References: CONSTANTP

Related issues: COMPILE-FILE-HANDLING-OF-TOP-LEVEL-FORMS

DEFCONSTANT-SPECIAL

SUBTYPEP-ENVIRONMENT

SYMBOL-MACROS-AND-PROCLAIMED-SPECIALS

CONSTANTP-DEFINITION

Category: CHANGE, ADDITION

Edit history: v1, 12 Feb 1991, Sandra Loosemore

v2, 15 Feb 1991, Sandra Loosemore (comments from KAB)

v3, 13 Mar 1991, Sandra Loosemore

Problem description:

It is permitted for DEFCONSTANT to note the definition of the constant

at compile-time in such a way that the definition is visible only to

the file compiler and not to the evaluator. This can lead to

incorrect behavior in user code that uses CONSTANTP, for example in

macro expansion functions.
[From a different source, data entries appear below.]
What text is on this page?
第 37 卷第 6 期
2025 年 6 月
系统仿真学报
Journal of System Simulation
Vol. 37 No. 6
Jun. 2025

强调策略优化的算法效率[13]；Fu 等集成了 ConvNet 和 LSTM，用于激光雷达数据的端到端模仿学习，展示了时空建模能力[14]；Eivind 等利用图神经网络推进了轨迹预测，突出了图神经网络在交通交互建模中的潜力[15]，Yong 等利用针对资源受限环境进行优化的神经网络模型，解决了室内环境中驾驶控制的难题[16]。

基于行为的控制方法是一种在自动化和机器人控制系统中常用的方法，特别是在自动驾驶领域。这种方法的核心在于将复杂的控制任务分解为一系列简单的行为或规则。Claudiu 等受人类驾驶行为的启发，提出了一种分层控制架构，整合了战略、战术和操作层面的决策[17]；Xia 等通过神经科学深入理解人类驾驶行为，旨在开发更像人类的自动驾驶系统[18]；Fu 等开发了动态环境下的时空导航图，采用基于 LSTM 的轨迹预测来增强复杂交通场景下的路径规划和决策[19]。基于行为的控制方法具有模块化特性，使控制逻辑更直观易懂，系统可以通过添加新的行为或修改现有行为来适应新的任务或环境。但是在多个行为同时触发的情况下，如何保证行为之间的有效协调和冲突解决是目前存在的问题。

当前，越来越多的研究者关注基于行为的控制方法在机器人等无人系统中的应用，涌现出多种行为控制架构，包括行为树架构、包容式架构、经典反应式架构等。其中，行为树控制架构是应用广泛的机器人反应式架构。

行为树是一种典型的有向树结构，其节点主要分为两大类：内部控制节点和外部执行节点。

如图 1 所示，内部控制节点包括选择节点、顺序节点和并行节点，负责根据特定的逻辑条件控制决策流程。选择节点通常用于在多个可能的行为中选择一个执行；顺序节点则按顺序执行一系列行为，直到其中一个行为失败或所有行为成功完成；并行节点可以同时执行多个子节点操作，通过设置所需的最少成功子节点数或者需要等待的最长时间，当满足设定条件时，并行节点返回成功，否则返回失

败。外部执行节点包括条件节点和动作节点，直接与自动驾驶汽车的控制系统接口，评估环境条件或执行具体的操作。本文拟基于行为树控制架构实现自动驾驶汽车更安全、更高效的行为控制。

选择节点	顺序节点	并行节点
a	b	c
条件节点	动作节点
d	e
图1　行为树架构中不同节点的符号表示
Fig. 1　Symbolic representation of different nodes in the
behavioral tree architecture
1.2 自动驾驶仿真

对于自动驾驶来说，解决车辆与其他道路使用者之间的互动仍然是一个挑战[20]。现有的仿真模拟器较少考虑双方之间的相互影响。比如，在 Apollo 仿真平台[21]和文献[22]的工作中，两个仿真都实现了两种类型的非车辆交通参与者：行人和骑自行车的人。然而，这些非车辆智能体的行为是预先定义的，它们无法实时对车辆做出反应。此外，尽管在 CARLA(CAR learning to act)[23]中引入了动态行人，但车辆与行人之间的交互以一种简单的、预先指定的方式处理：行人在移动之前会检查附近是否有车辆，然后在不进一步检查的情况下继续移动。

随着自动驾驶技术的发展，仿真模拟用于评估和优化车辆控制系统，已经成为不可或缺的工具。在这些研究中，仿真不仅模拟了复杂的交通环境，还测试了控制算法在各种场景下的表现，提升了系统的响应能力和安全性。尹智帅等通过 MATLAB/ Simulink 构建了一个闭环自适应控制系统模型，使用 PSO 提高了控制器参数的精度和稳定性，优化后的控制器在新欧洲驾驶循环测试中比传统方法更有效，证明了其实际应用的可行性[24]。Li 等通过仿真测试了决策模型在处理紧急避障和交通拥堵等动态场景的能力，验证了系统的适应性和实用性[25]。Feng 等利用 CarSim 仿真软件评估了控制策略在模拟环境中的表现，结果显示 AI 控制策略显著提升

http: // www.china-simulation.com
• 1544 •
Such code needs to explicitly indicate in

some way whether it wishes to deal with constant definitions in the

environment seen by the file compiler (the "remote environment"), or

in the current environment.

Proposal (CONSTANTP-ENVIRONMENT:ADD-ARG):

Add an optional environment argument to the function CONSTANTP. If

the argument is NIL or not supplied, it defaults to the null lexical

and the current global environment.

CONSTANTP may use the environment to determine whether a symbol has

been globally defined as a constant (as with DEFCONSTANT).

Unless at least one of proposals CONSTANTP-DEFINITION:INTENTIONAL,

CONSTANTP-DEFINITION:ADD-ARGUMENT, or

SYMBOL-MACROS-AND-PROCLAIMED-SPECIALS:SHADOWING-PERMITTED is accepted,

the value returned by CONSTANTP may not depend on lexical information

in the environment.

Examples:

???

Rationale:

It solves the problem in a way that is consistent with the way it is

handled in other places in the language.

Current Practice:

Chestnut's Lisp-to-C translator implements this proposal.

Cost to Implementors:

The cost of adding the environment argument is quite small.

In implementations that do not support remote environments, the argument

can simply be ignored.

Cost to Users:

The behavior of existing programs that call CONSTANTP without an

environment argument will not be affected. However, there is some

motivation for users to change calls to CONSTANTP to pass an environment

argument where appropriate, since in implementations that do support

remote environments, calling CONSTANTP without an environment argument

might result in NIL being returned for some things that could otherwise

have been detected as constant.

Cost of non-adoption:

Some programs will work incorrectly.

Performance impact:

Minor.

Benefits:

The cost of non-adoption is avoided.

Esthetics:

Looks OK to me.

Discussion:

If proposal SYMBOL-MACROS-AND-PROCLAIMED-SPECIALS:SHADOWING-PERMITTED

is accepted, CONSTANTP needs to accept an environment argument so that

it can detect when a defined constant has been lexically shadowed by a

symbol macro.

If proposal CONSTANTP-DEFINITION:INTENTIONAL or ADD-ARGUMENT passes,

CONSTANTP needs to accept an environment argument so that it can perform

the additional kinds of analysis these proposals permit (such as

macroexpansion) in the correct lexical environment.

Proposal CONSTANTP-ENVIRONMENT:ADD-ARG only extends the syntax of

CONSTANTP and permits CONSTANTP to use *global* information in the

environment. Issues SYMBOL-MACROS-AND-PROCLAIMED-SPECIALS and

CONSTANTP-DEFINITION include proposals that would require that

CONSTANTP also be sensitive to *lexical* information in the environment.

The costs to users and implementors that this would involve are

potentially much higher, but are more properly costs associated with

those other proposals, not CONSTANTP-ENVIRONMENT:ADD-ARG.